「これ、AIでしょ?」— その直感、説明できますか?
最近、記事やSNSの投稿を読んでいて「あ、これAIが書いたな」と感じる瞬間が増えました。
でも「じゃあ何がAIっぽいの?」と聞かれると、意外と答えに詰まりませんか?
「なんか丁寧すぎる」「構成が綺麗すぎる」——ふわっとした感覚はあるけど、具体的にどの特徴がAIっぽさを生んでいるのかを説明できる人は少ないはずです。
そこで、実際に 6つのLLM(大規模言語モデル)で10テーマ × 3試行 = 180本の日本語記事を生成し、14個の指標で定量分析してみました。
結果、「AIっぽさ」の正体は3つの軸にほぼ集約されることがわかりました。
実験設計: 180本の記事をどう作ったか
使用モデル
商用モデルとOSS(オープンソース)モデルを混ぜて、計6モデルを用意しました。
| モデル | 種別 | パラメータ数 |
|---|---|---|
| GPT-4o | 商用 | 非公開 |
| Claude Sonnet | 商用 | 非公開 |
| Qwen 3.5 | OSS | 4B |
| Qwen 3.5 | OSS | 9B |
| Swallow | OSS | 20B |
| Llama 3.2 | OSS | 1B |
商用2モデル vs OSS4モデルという構図です。Swallowは日本語に特化して学習されたモデルで、Llama 3.2(1B)は最小パラメータの比較対象として入れています。
テーマと試行回数
プログラミング、キャリア、健康、教育など10テーマを設定し、各モデル × 各テーマで3回ずつ生成。合計 6 × 10 × 3 = 180本。

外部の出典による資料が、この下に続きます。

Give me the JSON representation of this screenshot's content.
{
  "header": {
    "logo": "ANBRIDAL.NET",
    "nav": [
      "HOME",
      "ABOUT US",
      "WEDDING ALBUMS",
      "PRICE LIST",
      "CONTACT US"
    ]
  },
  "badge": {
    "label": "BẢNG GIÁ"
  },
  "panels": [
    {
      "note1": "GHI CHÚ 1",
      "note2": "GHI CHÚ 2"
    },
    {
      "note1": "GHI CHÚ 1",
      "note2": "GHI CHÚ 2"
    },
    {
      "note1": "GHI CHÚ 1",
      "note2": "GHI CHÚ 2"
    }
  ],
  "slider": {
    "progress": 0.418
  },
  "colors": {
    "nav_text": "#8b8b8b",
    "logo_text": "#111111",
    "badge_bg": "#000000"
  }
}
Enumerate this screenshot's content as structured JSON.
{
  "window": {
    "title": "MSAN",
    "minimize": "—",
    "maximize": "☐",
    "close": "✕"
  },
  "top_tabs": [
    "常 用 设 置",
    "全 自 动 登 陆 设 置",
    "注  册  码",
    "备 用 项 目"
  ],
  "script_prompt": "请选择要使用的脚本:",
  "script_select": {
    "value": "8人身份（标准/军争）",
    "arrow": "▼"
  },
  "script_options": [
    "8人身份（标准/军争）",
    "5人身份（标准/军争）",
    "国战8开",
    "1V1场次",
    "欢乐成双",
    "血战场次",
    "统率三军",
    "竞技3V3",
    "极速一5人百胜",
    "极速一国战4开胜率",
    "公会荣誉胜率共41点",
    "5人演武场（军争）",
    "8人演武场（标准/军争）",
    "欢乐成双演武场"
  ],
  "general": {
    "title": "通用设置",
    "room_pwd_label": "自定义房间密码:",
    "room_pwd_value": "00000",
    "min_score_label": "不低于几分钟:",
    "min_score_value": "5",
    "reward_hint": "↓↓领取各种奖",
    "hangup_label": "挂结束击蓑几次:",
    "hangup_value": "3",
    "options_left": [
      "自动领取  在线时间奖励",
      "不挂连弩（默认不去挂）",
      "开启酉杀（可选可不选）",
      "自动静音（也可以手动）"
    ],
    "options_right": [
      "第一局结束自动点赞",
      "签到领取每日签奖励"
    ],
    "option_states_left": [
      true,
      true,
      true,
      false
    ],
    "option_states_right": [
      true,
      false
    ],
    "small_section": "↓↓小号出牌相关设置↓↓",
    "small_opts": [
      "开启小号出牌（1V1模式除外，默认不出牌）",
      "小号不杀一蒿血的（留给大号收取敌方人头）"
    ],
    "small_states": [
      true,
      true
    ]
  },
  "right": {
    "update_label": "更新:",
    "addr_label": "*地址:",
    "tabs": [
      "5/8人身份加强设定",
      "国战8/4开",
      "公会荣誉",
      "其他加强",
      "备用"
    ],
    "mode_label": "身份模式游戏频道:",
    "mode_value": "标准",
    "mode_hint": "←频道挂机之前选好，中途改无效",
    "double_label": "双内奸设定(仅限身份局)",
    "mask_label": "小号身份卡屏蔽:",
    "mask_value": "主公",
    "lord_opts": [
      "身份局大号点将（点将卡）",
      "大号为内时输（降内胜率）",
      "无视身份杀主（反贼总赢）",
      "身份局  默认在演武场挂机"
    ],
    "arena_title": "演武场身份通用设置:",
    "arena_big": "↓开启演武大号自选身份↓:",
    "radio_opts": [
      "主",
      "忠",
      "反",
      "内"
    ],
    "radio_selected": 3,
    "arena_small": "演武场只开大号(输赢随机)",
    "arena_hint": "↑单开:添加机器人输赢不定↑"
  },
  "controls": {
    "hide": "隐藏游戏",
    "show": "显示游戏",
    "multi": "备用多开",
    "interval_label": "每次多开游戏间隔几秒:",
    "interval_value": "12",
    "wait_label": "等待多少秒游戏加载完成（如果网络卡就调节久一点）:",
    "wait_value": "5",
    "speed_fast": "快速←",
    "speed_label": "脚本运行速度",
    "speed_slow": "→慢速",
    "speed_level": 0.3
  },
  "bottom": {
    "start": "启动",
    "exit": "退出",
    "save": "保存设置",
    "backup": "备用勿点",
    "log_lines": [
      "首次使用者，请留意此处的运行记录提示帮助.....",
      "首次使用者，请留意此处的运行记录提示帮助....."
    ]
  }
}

実験の詳細な手法とデータは論文として公開しています。
📄 AI Text Slop in Japanese: Quantifying Distributional Convergence Across Six Language Models (Zenodo)
計測指標
14個の指標で各記事を分析しました。主なものを挙げると:
- ai_freq_words: AI頻出語(「重要です」「不可欠です」「〜と言えるでしょう」等)の出現数
-
headings: 見出し(
##や###)の数 - list_markers: 箇条書きの数
- bold_count: 太字の使用回数
- boilerplate_conclusion: 「いかがでしたか?」的な定型まとめの有無
- three_set: 「3つのポイント」パターンの出現数
- sent_length_cv: 文長の変動係数(文の長さがどれだけバラつくか)

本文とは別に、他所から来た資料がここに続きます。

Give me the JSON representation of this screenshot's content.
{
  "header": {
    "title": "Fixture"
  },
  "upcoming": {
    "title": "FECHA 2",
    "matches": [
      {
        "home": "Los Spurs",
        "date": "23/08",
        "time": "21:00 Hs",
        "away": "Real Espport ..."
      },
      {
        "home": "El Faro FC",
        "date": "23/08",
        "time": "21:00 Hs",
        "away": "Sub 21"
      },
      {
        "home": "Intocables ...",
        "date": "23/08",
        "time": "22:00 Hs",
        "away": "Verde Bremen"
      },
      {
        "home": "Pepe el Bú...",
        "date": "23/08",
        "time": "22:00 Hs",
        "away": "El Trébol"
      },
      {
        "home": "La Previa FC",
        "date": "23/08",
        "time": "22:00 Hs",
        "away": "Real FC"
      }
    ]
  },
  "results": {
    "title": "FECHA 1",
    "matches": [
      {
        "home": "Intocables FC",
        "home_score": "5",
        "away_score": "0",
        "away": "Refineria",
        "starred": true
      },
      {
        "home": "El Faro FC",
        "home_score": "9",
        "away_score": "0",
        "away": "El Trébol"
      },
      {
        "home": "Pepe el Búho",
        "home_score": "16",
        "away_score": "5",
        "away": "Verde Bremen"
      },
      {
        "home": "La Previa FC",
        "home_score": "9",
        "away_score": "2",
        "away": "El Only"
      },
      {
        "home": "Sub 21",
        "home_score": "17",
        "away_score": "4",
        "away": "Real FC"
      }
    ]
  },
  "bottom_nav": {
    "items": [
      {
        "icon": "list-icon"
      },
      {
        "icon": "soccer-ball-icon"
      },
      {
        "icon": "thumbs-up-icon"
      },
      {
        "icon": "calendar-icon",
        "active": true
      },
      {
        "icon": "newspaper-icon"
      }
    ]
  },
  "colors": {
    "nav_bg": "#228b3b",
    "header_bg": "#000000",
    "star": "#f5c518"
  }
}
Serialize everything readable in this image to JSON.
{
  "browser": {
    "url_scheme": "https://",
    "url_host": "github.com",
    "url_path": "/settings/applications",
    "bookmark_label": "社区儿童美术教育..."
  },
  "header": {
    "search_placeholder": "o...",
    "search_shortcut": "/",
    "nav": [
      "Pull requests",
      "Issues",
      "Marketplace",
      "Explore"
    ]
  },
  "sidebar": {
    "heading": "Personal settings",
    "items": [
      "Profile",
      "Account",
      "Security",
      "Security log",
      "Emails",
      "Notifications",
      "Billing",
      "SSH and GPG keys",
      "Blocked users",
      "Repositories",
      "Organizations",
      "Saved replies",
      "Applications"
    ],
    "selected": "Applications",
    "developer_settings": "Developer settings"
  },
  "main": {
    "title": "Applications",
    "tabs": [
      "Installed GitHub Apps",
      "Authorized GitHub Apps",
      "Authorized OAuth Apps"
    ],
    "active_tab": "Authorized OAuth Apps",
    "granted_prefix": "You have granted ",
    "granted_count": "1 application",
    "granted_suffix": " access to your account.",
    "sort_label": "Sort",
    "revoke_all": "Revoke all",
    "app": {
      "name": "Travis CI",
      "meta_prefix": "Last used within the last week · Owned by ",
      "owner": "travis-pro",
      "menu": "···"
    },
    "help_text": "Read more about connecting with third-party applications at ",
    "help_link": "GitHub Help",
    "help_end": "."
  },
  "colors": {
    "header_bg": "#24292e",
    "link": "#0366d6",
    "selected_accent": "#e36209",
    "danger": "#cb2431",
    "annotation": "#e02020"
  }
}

- hedging: 断定を避ける表現(「〜かもしれません」等)の数
結果: AIっぽさの正体は3つの軸に集約された
軸1: 語彙パターン(一番バレやすい)
AI頻出語の平均出現数(ai_freq_words):
Claude Sonnet : ████████████████████████████████████ 3.43
GPT-4o : ██████████████████████████████████ 3.33
Qwen 3.5 (4B) : ████████████████████████████ 2.70
Qwen 3.5 (9B) : ████████████████████████ 2.30
Llama 3.2 (1B): ████████████████████ 1.83
Swallow (20B) : █████████ 0.80
ClaudeとGPT-4oがぶっちぎりで多いです。
※ちなみにこのグラフはClaude Sonnetに図形化してもらいました。自分のAIっぽさを自分で可視化させられるAI、なかなかシュールです。
「〜と言えるでしょう」「重要です」「不可欠です」——これらの表現、人間はそこまで連発しません。特に技術記事で「不可欠です」を1記事に3回も使う人はなかなかいないですよね。
なぜ商用モデルほど多いのか?
それは RLHF(Reinforcement Learning from Human Feedback)の影響です。RLHFとは、人間のフィードバックをもとにモデルの出力を調整する学習手法のこと。「丁寧で分かりやすい文章」を高く評価するフィードバックが積み重なった結果、特定の「丁寧フレーズ」が過剰に強化されてしまいました。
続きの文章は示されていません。